Un galo en tierras fenicias
Cuando Christophe Commere comunicó a su familia su intención de marcharse a vivir a Cádiz, recibió una respuesta fulminante: "Tu es fou" ("Estás loco"). Hoy, este francés de 33 años, originario del pequeño pueblo de Courdenay pero tan gaditano como las mojarritas de La Caleta, evoca con humor aquella escena: "Les ha costado hacerse a la idea. Pero ahora ven que no ha sido una locura, que he podido llevar una vida normal aquí".Afincado en París durante varios años, Christophe viajó por primera vez a lo largo y ancho de España en el año 1986. "Cádiz me encantó, ese mar por todos lados, las placitas, la gracia y la manera de divertirse de la gente...", recuerda. Todo ello le animó a regresar por su cuenta cuatro años después. En esa ocasión conoció a la que hasta ahora es su compañera, Mercedes Alfaro, y comenzó a albergar la idea de echar raíces en el sur. "Volvía siempre por vacaciones, pero no llegaba a creerme que me fuera a quedar aquí", explica, "para mí era como un sueño".
Pero no todo fue color de rosa. El primer obstáculo que halló en el camino de su adaptación al medio gaditano fue el idioma, que tardó en asimilar. "Me costaba mucho expresarme. Pasé el primer año casi sin hablar, me daba mucha vergüenza hacerlo mal, o con demasiado acento", comenta. "En aquel momento, la gente me ayudó mucho. Le hacía gracia oírme hablar".
La policía llegó también a convertirse en una presencia un tanto molesta para él. Hasta que Christophe no acabó por convertirse en una presencia familiar en Cádiz, hubo de padecer constantemente la sospecha de los guardias urbanos. "Me pedían mucho la documentación. Supongo que era por mi aspecto, así, moreno, me pasaba el día dando explicaciones", cuenta.
Pero, sin duda, la mayor complicación que se le ha presentado al francés en todos estos años ha sido la de dar con un trabajo estable. Empleos ocasionales, casi siempre sin contrato, con escasas garantías, han sido sus constantes laborales.
"He hecho de todo", asegura, "desde inflar globos en un supermercado a cuidar un estero o repartir publicidad". Actualmente, Christophe ha conseguido disfrutar de cierta estabilidad laboral gracias a su vehículo, una paquetera que le permite hacer portes y encargos y con la que ha comenzado a vender barriles de agua para varias oficinas.

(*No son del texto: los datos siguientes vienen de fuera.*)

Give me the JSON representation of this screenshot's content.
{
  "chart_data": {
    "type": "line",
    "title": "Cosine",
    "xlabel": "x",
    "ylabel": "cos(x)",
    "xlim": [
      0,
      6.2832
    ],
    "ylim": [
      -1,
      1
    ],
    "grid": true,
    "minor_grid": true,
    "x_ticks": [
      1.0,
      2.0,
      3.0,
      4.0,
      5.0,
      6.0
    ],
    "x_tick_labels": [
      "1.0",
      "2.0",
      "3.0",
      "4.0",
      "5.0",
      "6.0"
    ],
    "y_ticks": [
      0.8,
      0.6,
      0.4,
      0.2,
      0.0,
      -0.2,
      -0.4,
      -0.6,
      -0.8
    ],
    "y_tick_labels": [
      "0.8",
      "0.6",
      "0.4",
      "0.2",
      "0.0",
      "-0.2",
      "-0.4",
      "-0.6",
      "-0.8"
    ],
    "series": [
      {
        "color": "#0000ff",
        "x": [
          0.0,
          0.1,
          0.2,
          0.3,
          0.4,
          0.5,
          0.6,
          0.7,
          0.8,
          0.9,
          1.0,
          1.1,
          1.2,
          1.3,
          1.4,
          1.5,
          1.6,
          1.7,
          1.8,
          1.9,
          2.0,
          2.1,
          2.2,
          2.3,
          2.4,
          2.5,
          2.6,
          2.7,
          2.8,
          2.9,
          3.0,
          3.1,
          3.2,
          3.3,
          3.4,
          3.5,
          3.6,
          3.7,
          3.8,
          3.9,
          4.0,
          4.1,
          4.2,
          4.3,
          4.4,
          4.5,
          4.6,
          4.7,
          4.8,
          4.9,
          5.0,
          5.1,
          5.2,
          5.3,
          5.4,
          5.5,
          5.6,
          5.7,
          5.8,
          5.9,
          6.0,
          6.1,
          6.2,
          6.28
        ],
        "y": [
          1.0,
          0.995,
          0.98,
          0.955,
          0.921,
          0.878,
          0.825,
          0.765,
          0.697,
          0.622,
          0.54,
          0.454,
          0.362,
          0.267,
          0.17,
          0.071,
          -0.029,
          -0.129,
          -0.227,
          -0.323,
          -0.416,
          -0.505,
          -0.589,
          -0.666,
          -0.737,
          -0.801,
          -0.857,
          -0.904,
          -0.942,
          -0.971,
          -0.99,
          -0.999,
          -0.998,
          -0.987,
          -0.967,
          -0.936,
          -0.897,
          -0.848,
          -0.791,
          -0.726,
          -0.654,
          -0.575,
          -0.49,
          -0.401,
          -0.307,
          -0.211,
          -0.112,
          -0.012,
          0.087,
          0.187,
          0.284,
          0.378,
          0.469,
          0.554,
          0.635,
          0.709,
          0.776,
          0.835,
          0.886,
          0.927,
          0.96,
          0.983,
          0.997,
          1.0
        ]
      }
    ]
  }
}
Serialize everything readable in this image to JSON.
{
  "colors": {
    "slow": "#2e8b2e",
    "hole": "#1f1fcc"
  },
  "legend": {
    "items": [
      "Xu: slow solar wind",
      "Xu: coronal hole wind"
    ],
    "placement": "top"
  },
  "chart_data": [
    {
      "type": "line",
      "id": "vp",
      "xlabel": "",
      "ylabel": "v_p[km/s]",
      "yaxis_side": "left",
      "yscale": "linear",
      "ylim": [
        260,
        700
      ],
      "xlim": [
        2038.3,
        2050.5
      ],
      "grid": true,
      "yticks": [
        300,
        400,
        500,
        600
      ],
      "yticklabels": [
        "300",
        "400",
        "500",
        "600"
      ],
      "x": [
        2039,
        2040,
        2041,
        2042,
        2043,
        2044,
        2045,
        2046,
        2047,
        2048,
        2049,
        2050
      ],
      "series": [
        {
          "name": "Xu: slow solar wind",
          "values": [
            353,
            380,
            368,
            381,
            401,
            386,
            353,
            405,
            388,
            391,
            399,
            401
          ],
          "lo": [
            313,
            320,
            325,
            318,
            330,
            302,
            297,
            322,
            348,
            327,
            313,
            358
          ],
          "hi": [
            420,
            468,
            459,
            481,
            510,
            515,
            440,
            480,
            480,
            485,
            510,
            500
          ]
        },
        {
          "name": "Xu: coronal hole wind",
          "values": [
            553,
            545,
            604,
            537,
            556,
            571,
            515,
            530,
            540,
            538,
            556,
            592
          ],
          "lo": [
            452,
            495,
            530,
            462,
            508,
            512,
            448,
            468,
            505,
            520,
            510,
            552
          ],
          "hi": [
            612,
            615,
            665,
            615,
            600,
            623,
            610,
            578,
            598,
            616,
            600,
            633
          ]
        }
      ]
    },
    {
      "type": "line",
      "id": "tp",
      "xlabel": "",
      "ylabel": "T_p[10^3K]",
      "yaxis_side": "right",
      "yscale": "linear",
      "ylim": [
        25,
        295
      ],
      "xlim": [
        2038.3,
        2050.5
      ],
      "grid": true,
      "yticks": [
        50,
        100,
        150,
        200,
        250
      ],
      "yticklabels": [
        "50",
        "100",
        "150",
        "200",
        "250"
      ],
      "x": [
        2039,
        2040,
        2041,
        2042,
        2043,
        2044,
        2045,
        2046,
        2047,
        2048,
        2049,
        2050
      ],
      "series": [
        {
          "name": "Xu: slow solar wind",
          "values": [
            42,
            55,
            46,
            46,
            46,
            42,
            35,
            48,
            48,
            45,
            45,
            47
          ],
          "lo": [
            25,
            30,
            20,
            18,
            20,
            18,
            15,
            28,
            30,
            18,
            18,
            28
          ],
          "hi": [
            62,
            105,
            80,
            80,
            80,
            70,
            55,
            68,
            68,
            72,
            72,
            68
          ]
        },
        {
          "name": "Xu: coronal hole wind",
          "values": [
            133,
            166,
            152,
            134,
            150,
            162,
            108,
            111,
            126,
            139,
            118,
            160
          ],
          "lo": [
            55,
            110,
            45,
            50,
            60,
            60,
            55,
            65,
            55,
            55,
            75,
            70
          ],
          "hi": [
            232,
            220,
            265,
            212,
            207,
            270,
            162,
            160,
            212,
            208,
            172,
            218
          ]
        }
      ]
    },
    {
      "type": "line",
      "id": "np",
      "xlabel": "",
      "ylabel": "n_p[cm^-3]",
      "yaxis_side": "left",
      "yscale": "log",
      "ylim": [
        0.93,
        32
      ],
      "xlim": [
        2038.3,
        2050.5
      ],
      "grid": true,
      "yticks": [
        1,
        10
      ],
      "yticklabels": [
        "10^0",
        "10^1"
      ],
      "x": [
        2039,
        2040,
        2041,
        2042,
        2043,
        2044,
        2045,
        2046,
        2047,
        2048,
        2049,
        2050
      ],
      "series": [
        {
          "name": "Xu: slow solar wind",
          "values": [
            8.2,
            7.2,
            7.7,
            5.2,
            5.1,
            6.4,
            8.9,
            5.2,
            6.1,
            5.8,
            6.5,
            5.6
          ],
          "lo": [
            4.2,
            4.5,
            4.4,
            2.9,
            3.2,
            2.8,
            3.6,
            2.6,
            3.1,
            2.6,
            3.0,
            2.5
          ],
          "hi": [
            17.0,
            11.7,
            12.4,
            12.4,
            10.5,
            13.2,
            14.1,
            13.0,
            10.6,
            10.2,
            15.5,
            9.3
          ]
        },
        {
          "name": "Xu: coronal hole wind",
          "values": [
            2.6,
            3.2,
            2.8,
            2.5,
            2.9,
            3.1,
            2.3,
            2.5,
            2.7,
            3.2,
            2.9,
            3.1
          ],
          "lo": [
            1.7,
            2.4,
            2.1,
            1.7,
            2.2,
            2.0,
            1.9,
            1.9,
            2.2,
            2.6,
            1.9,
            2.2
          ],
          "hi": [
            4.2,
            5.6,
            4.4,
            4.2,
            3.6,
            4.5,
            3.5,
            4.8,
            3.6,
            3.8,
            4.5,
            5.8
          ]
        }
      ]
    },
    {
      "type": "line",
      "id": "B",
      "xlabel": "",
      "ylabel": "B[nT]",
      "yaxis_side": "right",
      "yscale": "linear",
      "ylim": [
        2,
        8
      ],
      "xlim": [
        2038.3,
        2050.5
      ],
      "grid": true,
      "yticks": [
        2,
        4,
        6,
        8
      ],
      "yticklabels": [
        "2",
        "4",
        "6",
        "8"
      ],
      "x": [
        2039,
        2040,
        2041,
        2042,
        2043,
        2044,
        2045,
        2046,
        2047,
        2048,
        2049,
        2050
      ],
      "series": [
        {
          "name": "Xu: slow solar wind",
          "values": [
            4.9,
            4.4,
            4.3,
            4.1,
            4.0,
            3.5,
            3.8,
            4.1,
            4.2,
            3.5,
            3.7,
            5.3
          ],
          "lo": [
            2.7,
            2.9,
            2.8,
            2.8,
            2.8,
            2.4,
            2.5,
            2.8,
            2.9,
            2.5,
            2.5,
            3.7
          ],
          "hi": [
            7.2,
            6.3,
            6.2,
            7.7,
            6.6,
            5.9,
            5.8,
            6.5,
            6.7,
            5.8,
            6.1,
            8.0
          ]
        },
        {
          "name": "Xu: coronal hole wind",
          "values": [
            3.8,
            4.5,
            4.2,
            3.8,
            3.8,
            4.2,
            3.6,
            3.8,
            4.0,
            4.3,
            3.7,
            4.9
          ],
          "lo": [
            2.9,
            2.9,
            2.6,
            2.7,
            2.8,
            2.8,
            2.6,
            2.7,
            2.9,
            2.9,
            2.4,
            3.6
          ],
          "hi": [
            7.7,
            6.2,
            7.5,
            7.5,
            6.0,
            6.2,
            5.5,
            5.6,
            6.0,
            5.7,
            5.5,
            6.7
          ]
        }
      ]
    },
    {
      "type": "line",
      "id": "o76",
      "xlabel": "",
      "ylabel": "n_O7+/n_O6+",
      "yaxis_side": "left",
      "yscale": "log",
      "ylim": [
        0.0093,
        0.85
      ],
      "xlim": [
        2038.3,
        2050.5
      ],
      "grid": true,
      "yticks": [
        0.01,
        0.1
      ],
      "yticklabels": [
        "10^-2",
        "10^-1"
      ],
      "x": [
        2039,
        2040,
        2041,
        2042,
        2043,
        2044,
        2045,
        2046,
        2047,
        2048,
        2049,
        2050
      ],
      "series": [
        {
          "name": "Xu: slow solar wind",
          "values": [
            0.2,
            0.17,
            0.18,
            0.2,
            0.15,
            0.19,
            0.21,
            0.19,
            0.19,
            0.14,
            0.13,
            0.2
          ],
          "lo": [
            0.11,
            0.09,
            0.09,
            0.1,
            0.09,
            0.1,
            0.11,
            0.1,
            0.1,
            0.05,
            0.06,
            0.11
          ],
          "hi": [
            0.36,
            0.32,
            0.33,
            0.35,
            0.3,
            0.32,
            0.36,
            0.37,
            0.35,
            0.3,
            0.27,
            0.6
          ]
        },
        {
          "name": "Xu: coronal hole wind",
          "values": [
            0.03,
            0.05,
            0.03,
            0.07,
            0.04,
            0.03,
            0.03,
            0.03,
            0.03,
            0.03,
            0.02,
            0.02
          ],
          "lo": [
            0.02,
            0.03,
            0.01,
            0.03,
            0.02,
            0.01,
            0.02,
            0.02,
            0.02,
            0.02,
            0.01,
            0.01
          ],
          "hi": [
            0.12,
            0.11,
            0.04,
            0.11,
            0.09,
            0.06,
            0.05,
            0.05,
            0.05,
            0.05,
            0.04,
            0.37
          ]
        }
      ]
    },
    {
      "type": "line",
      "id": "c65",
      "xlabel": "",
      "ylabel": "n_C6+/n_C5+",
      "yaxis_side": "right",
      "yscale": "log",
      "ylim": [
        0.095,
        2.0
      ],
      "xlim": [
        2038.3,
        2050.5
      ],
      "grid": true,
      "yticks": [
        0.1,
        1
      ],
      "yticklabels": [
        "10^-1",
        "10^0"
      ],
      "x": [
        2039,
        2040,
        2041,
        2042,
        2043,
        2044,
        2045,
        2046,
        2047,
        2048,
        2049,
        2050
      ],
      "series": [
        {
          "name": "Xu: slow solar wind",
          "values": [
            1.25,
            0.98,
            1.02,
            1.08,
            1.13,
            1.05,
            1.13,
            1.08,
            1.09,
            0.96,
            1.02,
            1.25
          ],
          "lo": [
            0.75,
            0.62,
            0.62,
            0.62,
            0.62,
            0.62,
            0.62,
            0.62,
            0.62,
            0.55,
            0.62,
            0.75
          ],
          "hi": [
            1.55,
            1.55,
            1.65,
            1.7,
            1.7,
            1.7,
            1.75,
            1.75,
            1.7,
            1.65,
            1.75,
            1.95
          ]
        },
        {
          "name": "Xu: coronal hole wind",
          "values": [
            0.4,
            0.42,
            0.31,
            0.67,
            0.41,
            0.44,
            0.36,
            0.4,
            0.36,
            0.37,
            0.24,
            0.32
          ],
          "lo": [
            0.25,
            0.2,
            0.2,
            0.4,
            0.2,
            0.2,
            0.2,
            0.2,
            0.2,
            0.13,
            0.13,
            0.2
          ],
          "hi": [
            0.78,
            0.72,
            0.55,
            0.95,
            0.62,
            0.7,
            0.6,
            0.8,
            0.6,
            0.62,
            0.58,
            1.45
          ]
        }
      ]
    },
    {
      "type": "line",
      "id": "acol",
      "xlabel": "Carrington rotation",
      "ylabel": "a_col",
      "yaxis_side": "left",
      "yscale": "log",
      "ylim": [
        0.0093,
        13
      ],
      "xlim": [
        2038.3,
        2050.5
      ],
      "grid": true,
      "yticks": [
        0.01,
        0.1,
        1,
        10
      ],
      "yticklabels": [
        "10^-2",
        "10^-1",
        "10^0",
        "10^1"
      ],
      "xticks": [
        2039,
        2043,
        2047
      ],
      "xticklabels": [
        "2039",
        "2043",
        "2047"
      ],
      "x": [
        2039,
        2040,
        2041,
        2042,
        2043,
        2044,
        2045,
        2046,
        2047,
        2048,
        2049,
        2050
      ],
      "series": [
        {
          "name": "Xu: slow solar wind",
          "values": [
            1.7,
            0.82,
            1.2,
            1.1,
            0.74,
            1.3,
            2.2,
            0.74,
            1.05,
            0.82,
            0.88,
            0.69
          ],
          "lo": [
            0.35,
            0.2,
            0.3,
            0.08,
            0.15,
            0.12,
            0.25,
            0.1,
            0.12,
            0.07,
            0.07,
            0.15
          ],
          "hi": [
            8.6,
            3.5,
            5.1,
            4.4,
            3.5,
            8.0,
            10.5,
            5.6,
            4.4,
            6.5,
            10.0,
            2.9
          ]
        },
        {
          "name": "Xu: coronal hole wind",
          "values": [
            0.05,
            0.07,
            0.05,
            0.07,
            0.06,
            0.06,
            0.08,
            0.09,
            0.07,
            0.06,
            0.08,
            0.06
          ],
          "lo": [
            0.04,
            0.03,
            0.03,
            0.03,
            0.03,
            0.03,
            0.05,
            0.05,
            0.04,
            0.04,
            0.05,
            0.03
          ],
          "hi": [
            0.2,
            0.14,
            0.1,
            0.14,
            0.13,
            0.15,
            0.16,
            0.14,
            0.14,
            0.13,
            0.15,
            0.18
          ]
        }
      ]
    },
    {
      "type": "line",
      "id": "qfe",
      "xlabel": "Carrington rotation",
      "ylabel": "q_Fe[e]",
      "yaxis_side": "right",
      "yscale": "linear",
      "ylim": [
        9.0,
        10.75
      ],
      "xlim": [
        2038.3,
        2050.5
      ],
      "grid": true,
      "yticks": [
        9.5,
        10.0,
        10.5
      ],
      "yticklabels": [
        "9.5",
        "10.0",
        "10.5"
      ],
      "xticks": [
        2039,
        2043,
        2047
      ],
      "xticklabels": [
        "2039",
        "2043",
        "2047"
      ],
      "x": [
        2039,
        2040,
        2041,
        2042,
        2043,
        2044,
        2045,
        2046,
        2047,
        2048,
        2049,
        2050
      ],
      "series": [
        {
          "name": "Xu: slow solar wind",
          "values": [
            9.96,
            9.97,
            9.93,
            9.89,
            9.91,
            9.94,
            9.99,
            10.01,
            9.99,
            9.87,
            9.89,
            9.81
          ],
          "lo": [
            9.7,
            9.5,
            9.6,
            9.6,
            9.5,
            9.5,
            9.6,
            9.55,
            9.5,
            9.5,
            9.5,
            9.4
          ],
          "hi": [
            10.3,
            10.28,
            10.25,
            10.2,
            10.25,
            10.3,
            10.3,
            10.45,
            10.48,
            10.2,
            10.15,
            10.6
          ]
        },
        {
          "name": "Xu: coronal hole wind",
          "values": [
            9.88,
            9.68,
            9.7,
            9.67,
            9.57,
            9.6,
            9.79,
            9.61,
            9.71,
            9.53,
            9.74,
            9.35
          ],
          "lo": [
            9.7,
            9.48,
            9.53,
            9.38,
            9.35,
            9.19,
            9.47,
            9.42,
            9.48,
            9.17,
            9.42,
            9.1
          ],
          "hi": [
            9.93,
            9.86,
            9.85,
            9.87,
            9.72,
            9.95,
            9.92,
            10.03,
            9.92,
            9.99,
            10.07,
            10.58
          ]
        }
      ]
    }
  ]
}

Buen conocedor de Andalucía, viaja asiduamente a Huelva, Sevilla y Granada, ciudad ésta en la que se siente como en su casa. De todos los habitantes de esta comunidad, quizás sean los sevillanos los que le imponen más reservas, ya que, según explica, "se parecen en cierta medida a los parisinos. La gente de las capitales con historia suelen ser un poco difíciles, orgullosos, muy suyos".
Con los franceses que residen en Cádiz tampoco tiene demasiado contacto. "Nos vemos y nos saludamos cordialmente", asegura. "Hay una asociación o algo parecido, pero me resisto un poco a participar en esas reuniones. No quiero fomentar el orgullo francés. Creo que no hay que encerrarse bajo la bandera, como suelen hacer los alemanes, sino integrarse y vivir las ciudades desde dentro".
Con su familia francesa, Christophe mantiene un contacto fluido a través del teléfono e Internet, "sobre todo con mis hermanos", dice, pese a que se visitan poco. Con su familia adoptiva, la española, se siente perfectamente aceptado, aunque nunca deje de figurar como un elemento un tanto exótico en las fotos del grupo.
Cuando se le pregunta por las reformas que emprendería si algún día fuera alcalde de Cádiz, sonríe la ocurrencia y se detiene a pensar. Al cabo de unos segundos, contesta tan decididamente como si dictara un bando municipal. "Impulsaría el trabajo, lo primero. Es la necesidad más urgente de esta ciudad. Y luego daría un poco menos de Carnaval. Que no es que no me guste, al contrario, lo disfruto mucho. Pero todo el año... nos tienen fritos".